Legende: Chiles bisheriger Präsident Sebastián Piñera bei der Wahl. Keystone

Chiles bisheriger Präsident Sebastián Piñera hat dem Linkskandidaten Gabriel Boric zum Sieg bei der Präsidentenwahl im südamerikanischen Land gratuliert. In einer kurzen Ansprache wünschte der Konservative der künftigen Regierung «den allergrössten Erfolg». «Sie werden der Präsident aller Chilenen sein und werden den Auftrag haben, alle unsere Landsleute zusammenzuführen», schrieb Piñera auf Twitter. Der Konservative war schon von 2010 bis 2014 Präsident. 2018 trat er eine zweite Amtszeit an.

Zuvor hatte schon der unterlegene Kandidat der Rechten, José Antonio Kast , Boric zum Wahlsieg gratuliert. «Seit heute ist er der gewählte Präsident von Chile und verdient unseren Respekt und unsere konstruktive Mitwirkung», schrieb er auf Twitter.

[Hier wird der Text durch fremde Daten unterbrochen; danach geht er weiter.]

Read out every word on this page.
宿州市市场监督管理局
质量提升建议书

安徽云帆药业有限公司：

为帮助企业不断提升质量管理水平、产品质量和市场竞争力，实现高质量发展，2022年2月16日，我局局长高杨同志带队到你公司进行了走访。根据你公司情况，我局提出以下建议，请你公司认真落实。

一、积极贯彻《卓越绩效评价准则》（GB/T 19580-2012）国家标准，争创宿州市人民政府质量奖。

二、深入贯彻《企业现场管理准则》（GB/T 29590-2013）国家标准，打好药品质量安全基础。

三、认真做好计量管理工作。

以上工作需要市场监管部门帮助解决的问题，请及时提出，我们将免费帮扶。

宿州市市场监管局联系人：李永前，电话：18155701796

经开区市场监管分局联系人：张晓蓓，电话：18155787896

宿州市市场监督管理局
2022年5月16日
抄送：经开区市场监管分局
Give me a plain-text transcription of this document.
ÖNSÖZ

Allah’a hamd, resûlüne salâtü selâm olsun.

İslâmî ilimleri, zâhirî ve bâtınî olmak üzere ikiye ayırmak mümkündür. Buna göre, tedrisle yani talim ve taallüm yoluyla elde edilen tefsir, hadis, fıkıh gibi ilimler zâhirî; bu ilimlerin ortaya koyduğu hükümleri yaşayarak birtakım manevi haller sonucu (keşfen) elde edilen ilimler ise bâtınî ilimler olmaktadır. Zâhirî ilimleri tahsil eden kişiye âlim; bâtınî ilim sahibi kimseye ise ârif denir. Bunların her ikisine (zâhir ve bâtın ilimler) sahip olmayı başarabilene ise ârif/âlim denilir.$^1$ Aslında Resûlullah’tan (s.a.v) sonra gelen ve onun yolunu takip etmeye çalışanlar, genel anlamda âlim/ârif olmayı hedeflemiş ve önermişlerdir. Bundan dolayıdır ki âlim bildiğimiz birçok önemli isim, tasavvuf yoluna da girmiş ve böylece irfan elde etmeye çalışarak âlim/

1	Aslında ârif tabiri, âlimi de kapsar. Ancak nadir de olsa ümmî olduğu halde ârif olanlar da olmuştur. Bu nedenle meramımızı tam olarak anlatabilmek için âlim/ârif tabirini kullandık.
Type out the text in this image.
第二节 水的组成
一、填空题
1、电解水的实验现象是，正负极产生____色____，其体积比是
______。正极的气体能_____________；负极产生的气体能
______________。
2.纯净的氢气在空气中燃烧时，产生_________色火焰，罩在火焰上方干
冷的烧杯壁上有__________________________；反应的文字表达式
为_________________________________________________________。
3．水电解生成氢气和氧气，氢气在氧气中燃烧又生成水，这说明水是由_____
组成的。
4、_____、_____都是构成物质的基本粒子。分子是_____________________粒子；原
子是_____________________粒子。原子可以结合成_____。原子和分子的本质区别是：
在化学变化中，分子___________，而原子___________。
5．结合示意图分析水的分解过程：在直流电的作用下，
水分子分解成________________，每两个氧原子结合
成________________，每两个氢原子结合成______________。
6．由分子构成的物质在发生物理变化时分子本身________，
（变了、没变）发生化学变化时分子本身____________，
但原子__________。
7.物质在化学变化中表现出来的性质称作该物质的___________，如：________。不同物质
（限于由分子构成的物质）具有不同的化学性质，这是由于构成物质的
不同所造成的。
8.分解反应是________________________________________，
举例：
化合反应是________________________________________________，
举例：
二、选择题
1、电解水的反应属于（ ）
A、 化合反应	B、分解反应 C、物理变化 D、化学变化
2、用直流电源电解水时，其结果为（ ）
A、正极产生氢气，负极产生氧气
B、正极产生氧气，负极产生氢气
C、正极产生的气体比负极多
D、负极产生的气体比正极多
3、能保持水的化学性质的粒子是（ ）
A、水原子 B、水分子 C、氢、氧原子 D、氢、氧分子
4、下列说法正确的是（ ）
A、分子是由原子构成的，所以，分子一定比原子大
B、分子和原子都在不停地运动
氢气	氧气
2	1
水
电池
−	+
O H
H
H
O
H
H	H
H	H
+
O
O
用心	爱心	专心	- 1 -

Vor zwei Jahren forderten über Wochen hinweg jeden Tag Tausende Demonstranten soziale Reformen und den Rücktritt von Präsident Sebastián Piñera. Eine ihrer wichtigsten Forderungen konnten sie bereits durchsetzen: Derzeit arbeitet ein Konvent eine neue Verfassung aus. Der aktuelle Text stammt noch aus der Zeit der Militärdiktatur von Pinochet (1973-1990). 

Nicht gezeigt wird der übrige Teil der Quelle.